Thursday, April 21, 2011
In Emily Bronte's only novel, Wuthering Heights, the theme of true love versus marrying for wealth and status is observed. The story begins with a man named Lockwood wishing to visit his landlord, Heathcliff. Lockwood lives at Thrushcross Grange and Heathcliff at Wuthering Heights, which are quite a ways away from each other. Upon finally reaching Wuthering Heights, Lockwood is extremely tired and very ill received, as his landlord was not expecting him. Eventually, Lockwood is able to stay the night, but has an odd supernatural experience which makes him want to leave, despite the crazy storm raging outside. Against his better judgment, he leaves anyway, and, while recuperating at Thrushcross Grange, asks the housekeeper, Nelly, to recount her version of Heathcliff’s life story, as she has been there throughout his entire existence.
Mr. and Mrs. Earnshaw and their two children, Hindley and Catherine live at Wuthering Heights. One day, Mr. Earnshaw must take a trip and he is gone for about a week. Instead of bringing home the gifts that his children and Nelly asked for, he brings home an orphan, who they christen Heathcliff. Catherine absolutely loves Heathcliff, because both are passionate young children; however Hindley hates Heathcliff due to insane jealously at losing his father’s attention to this orphan boy.
One day, while playing in the moors, Catherine and Heathcliff come across Thrushcross Grange and the people who live there. Mr. and Mrs. Linton (and their children, Edgar and Isabella) take Catherine in, but turn Heathcliff away, prompting thoughts of revenge. The Linton’s keep Catherine for a little over a month, attempting to turn her into a proper young woman, and, because of this, she spends an increasing amount of time with Edgar, making Heathcliff very jealous. When he overhears Catherine telling Nelly that she cannot marry Heathcliff because he is below her, he leaves Wuthering Heights and does not return for three years.

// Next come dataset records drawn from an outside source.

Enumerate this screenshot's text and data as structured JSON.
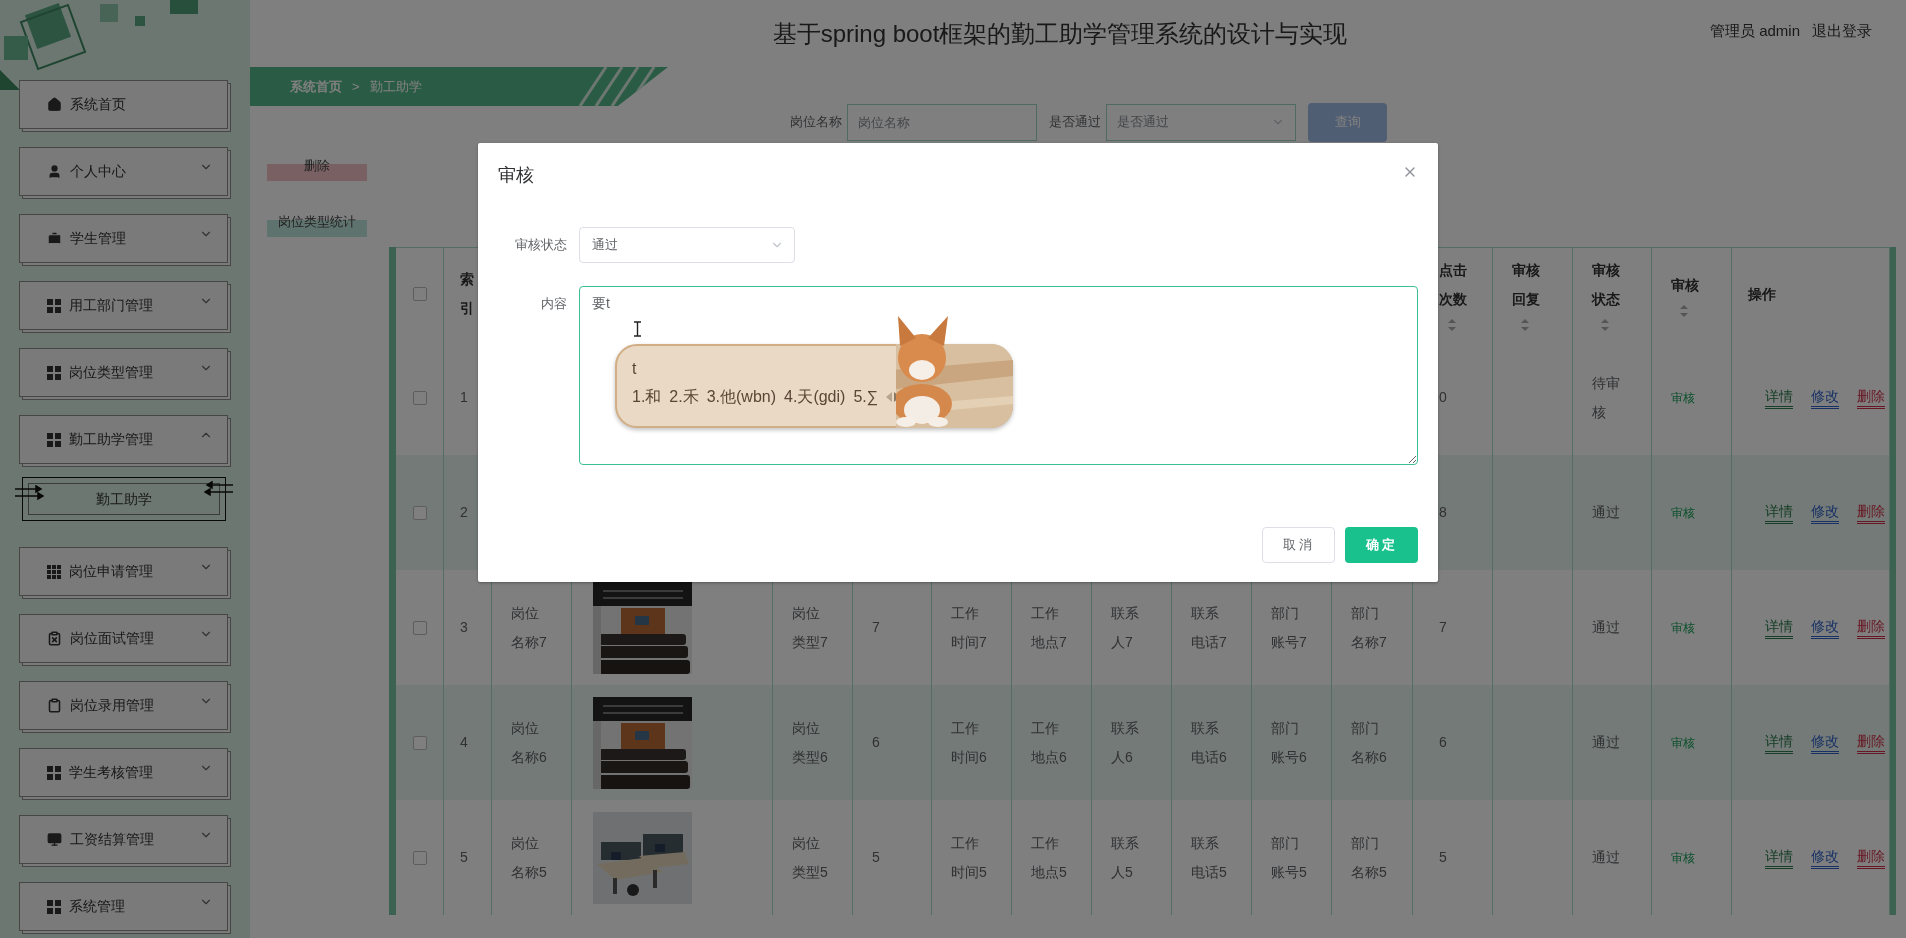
{
  "header": {
    "title": "基于spring boot框架的勤工助学管理系统的设计与实现",
    "user": "管理员 admin",
    "logout": "退出登录"
  },
  "sidebar": {
    "items": [
      {
        "label": "系统首页",
        "kind": "link"
      },
      {
        "label": "个人中心",
        "kind": "menu",
        "expanded": false
      },
      {
        "label": "学生管理",
        "kind": "menu",
        "expanded": false
      },
      {
        "label": "用工部门管理",
        "kind": "menu",
        "expanded": false
      },
      {
        "label": "岗位类型管理",
        "kind": "menu",
        "expanded": false
      },
      {
        "label": "勤工助学管理",
        "kind": "menu",
        "expanded": true,
        "children": [
          {
            "label": "勤工助学",
            "selected": true
          }
        ]
      },
      {
        "label": "岗位申请管理",
        "kind": "menu",
        "expanded": false
      },
      {
        "label": "岗位面试管理",
        "kind": "menu",
        "expanded": false
      },
      {
        "label": "岗位录用管理",
        "kind": "menu",
        "expanded": false
      },
      {
        "label": "学生考核管理",
        "kind": "menu",
        "expanded": false
      },
      {
        "label": "工资结算管理",
        "kind": "menu",
        "expanded": false
      },
      {
        "label": "系统管理",
        "kind": "menu",
        "expanded": false
      }
    ]
  },
  "breadcrumb": [
    "系统首页",
    ">",
    "勤工助学"
  ],
  "search": {
    "fields": [
      {
        "label": "岗位名称",
        "placeholder": "岗位名称",
        "kind": "input"
      },
      {
        "label": "是否通过",
        "placeholder": "是否通过",
        "kind": "select"
      }
    ],
    "button": "查询"
  },
  "actions": [
    {
      "label": "删除",
      "kind": "danger"
    },
    {
      "label": "岗位类型统计",
      "kind": "stat"
    }
  ],
  "table": {
    "all_checked": false,
    "columns": [
      {
        "label": "索引",
        "sortable": false
      },
      {
        "label": "点击次数",
        "sortable": true
      },
      {
        "label": "审核回复",
        "sortable": true
      },
      {
        "label": "审核状态",
        "sortable": true
      },
      {
        "label": "审核",
        "sortable": true
      },
      {
        "label": "操作",
        "sortable": false
      }
    ],
    "rows": [
      {
        "checked": false,
        "index": "1",
        "clicks": "0",
        "status": "待审核",
        "review": "审核",
        "actions": [
          "详情",
          "修改",
          "删除"
        ]
      },
      {
        "checked": false,
        "index": "2",
        "clicks": "8",
        "status": "通过",
        "review": "审核",
        "actions": [
          "详情",
          "修改",
          "删除"
        ]
      },
      {
        "checked": false,
        "index": "3",
        "name": "岗位名称7",
        "type": "岗位类型7",
        "column_6": "7",
        "time": "工作时间7",
        "place": "工作地点7",
        "contact": "联系人7",
        "phone": "联系电话7",
        "account": "部门账号7",
        "dept": "部门名称7",
        "clicks": "7",
        "status": "通过",
        "review": "审核",
        "actions": [
          "详情",
          "修改",
          "删除"
        ]
      },
      {
        "checked": false,
        "index": "4",
        "name": "岗位名称6",
        "type": "岗位类型6",
        "column_6": "6",
        "time": "工作时间6",
        "place": "工作地点6",
        "contact": "联系人6",
        "phone": "联系电话6",
        "account": "部门账号6",
        "dept": "部门名称6",
        "clicks": "6",
        "status": "通过",
        "review": "审核",
        "actions": [
          "详情",
          "修改",
          "删除"
        ]
      },
      {
        "checked": false,
        "index": "5",
        "name": "岗位名称5",
        "type": "岗位类型5",
        "column_6": "5",
        "time": "工作时间5",
        "place": "工作地点5",
        "contact": "联系人5",
        "phone": "联系电话5",
        "account": "部门账号5",
        "dept": "部门名称5",
        "clicks": "5",
        "status": "通过",
        "review": "审核",
        "actions": [
          "详情",
          "修改",
          "删除"
        ]
      }
    ]
  },
  "dialog": {
    "title": "审核",
    "fields": [
      {
        "label": "审核状态",
        "kind": "select",
        "value": "通过"
      },
      {
        "label": "内容",
        "kind": "textarea",
        "value": "要t"
      }
    ],
    "buttons": [
      {
        "label": "取消",
        "kind": "default"
      },
      {
        "label": "确定",
        "kind": "primary"
      }
    ]
  },
  "ime": {
    "composition": "t",
    "candidates": [
      "1.和",
      "2.禾",
      "3.他(wbn)",
      "4.天(gdi)",
      "5.∑"
    ]
  }
}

While Heathcliff is gone, Catherine marries Edgar, but they do not stay happy for long and when Heathcliff comes back, the tension in their relationship builds even more. Heathcliff must stay at Wuthering Heights (with Hindley and Hindley’s son, Hareton) which, at this point, has been passed on to Hindley after the death of Mr. and Mrs. Earnshaw. Tensions run high because Heathcliff and Hindley are enemies. Eventually Edgar’s sister, Isabella, becomes stupidly infatuated with Heathcliff and the two get married. Soon after the idiotic marriage, Catherine has a daughter, Cathy, and Catherine dies.
Heathcliff, at this point, is deranged by vengeance against anyone who kept Catherine away from him. In order to execute his revenge, he does not care who he hurts. He wants to gain control of Wuthering Heights and Thrushcross Grange and anything Edgar cares about. Also, he wants to make Hindley hurt for all the horrible things that were done to Heathcliff in his childhood. He has a son with Isabella, named Linton, simply to use as a pawn in his scheme. After waiting 17 years to put his major plan into motion, he kidnaps Cathy and forces her and Linton to marry. Hindley has passed so he now owns Wuthering Heights, and with this marriage and Edgar’s death, he owns the Grange. Heathcliff’s son, Linton, is a very frail and feminine boy, who can hardly do anything Cathy wants. In her time at Wuthering Heights, she begins to fall for Hareton, Hindley’s son. After Linton’s death, the two are able to be together. In Heathcliff’s death he is able to get what he wanted; he was united with Catherine in the afterlife.
1.In this story, true love conquered everything, even life itself. Do you believe in that? Why or why not?
2.Revenge dominated Heathcliff’s entire life. He only married Isabella to be in line to receive the Grange. He forced Hareton to be a slave and punished him for his father’s wrong-doings. Is this right? Should anyone waste time on revenge? Is a little bit of vengeance healthy?
3.Cathy and Hareton break the cycle of social status having influence on marriage. How important is that? Should status have any effect on a marriage?